The fruits of _Piper Lowong_ Bl. (_Cubeba Lowong_ Miq.), a native of Java, and those of _P. ribesioides_ Wall. (_Cubeba Wallichii_ Miq.) are extremely cubeb-like.[2201] Those of _Piper caninum_ A. Dietr. (_Cubeba canina_ Miq.), a plant of wide distribution throughout the Malay Archipelago as far as Borneo, for a specimen of which we have to thank Mr. Binnendyk of Buitenzorg, are smaller than true cubebs, and have stalks only half the diameter of the berry.

[2199] _Straits Settlements Blue Book for 1872._ 294. 338.—There are no statistics for showing the _total import_ of cubebs into the United Kingdom.

[2200] They yielded to Schmidt 1·7 per cent. of oil and 3 per cent. of resin.

[2201] Figured in Nees von Esenbeck, _Plantæ medicinales_, Düsseldorf, i. (1828), tab. 22. A different figure is given by Miquel, _Comment. phytogr._ (1839), tab. 3.

In the south of China the fruits of _Laurus Cubeba_ Lour. have been frequently mistaken by Europeans for cubebs. The tree which affords them is unknown to modern botanists; Meissner refers it doubtfully to the genus _Tetranthera_.[2202]

Ashantee Pepper, African Cubebs, or West African Black Pepper.

This spice is the fruit of _Piper Clusii_ Cas. DC. (_Cubeba Clusii_ Miq.), a species of wide distribution in tropical Africa, most abundantly occurring in the country of the Niamniam, about 4° to 5° N. lat., and 28° to 29° E. long. Its splendid red fruit bunches are spoken of with admiration by Schweinfurth,[2203] who states that _Piper Clusii_ is one of the characteristic and most conspicuous plants of those regions. The dried fruit is a round berry having a general resemblance to common cubebs but somewhat smaller, less rugose, attenuated into a slender pedicel once or twice as long as the berry and usually curved. The berries are crowded around a common stalk or rachis; they are of an ashy-grey tint, and have a hot taste and the odour of pepper. According to Stenhouse, they contain piperin and not cubebin.[2204]

The fruit of _Piper Clusii_ was known as early as 1364 to the merchants of Rouen and Dieppe, who imported it from the Grain Coast, now Liberia,[2205] under the name of pepper. The Portuguese likewise exported it from Benin as far back as 1485, as _Pimienta de rabo_, i.e. _tailed pepper_, and attempted in vain to sell it in Flanders.[2206] Clusius received from London a specimen of this drug, of which he has left a good figure in his _Exotica_.[2207] He says that its importation was forbidden by the King of Portugal for fear it should depreciate the pepper of India. The spice was also known to Gerarde and Parkinson; in our times it has been afresh brought to notice by the late Dr. Daniell.[2208] In tropical Western Africa it is used as a condiment, and might easily be collected in large quantities, provided it should prove a good substitute for pepper.[2209]
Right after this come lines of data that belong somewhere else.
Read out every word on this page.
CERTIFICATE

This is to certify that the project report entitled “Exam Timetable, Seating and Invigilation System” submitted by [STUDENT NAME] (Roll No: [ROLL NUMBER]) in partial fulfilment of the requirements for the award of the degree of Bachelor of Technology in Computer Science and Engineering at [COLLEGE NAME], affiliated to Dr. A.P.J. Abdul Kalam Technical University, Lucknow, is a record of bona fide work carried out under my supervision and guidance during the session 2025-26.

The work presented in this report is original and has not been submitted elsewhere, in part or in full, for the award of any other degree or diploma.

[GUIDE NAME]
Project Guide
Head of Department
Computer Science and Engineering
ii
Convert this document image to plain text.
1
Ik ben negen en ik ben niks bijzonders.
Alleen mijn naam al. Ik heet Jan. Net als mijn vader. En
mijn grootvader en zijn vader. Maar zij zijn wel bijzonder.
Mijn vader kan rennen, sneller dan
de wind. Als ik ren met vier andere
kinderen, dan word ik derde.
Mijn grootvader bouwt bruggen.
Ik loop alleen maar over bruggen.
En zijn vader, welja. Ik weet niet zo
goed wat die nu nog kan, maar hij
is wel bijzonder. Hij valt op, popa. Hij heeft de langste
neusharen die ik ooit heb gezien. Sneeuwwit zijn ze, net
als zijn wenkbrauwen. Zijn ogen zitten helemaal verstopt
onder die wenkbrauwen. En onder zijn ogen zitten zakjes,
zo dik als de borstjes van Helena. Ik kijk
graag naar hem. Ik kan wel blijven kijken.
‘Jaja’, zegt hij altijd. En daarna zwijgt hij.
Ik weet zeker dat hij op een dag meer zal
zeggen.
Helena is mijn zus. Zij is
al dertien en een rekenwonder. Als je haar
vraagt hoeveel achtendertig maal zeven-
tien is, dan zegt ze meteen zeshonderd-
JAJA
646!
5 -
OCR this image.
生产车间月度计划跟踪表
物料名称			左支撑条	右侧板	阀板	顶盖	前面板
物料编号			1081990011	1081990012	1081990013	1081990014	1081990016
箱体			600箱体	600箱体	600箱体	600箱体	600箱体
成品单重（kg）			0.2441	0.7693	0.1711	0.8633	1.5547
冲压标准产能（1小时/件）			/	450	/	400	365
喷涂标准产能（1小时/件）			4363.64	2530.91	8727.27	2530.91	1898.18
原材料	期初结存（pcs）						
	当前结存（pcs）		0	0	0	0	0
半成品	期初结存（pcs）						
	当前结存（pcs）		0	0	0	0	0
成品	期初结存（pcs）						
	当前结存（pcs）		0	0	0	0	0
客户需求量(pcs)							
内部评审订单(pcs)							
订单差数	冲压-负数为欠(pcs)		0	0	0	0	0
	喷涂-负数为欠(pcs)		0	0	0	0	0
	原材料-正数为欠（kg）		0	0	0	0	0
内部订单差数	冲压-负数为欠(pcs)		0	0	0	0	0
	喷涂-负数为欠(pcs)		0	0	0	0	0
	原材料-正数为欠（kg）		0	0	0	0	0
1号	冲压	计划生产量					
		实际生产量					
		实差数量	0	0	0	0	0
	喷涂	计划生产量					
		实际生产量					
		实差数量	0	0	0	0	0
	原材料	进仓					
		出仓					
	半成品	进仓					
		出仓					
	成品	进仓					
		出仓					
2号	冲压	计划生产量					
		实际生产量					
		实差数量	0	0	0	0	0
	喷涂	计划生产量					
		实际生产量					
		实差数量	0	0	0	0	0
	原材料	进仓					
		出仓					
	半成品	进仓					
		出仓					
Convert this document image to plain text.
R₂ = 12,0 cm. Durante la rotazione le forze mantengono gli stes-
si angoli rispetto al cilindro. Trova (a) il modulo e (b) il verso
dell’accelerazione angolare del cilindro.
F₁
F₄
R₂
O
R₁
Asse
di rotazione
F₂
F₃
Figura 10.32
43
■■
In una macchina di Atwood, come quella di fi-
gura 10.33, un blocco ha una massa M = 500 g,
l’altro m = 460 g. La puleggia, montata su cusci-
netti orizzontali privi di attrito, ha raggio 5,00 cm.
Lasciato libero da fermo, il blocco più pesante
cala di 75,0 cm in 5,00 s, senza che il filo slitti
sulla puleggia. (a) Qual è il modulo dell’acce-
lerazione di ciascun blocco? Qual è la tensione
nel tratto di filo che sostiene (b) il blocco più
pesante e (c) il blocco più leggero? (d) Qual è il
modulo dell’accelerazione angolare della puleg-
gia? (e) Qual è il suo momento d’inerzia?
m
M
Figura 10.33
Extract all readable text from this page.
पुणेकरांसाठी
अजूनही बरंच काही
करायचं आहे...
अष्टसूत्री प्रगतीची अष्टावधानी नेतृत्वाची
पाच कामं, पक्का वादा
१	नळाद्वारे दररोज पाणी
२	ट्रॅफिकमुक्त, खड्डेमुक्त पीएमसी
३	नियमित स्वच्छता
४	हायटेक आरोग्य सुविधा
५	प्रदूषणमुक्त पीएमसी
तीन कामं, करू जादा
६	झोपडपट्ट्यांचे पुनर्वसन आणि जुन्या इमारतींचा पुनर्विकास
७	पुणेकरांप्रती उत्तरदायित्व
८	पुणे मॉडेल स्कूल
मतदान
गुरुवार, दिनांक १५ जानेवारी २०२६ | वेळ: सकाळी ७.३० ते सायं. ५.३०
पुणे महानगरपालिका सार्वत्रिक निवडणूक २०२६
[2202] De Candolle, _Prod._ xv. sect. i. 199; Hanbury in _Pharm. Journ._ iii. (1862) 205, with figure; also _Science Papers_, 247.

[2203] _Im Herzen Afrikas_, i. (1874) 507; ii. 399.

[2204] _Pharm. Journ._ xiv. (1855) 363.

[2205] Margry, _Les navigations françaises et la révolution maritime du XIVᵉ au XVIᵉ siècle_, 1867. 26.

[2206] Giovanni di Barros, _l’Asia_, i. (Venet. 1561) 80.

[2207] Lib. i. c. 22, p. 184 (1605).

[2208] _Pharm. Journ._ xiv. (1855) 198.

[2209] One cask of it was offered for sale in London as “_Cubebs_,” 11 Feb. 1858.

HERBA MATICO.

_Matico._

=Botanical Origin=—_Piper angustifolium_[2210] Ruiz et Pavon (_Artanthe elongata_ Miq.), a shrub growing in the moist woods of Bolivia, Peru, Brazil, New Granada and Venezuela, also cultivated in some localities. A slightly different, somewhat stouter form of the plant with leaves 7 to 8 inches long (var. α. _cordulatum_ Cas. DC.), occurs in the Brazilian provinces of Bahia, Minas Geraes and Ceará, as well as in Peru and the northern parts of South America.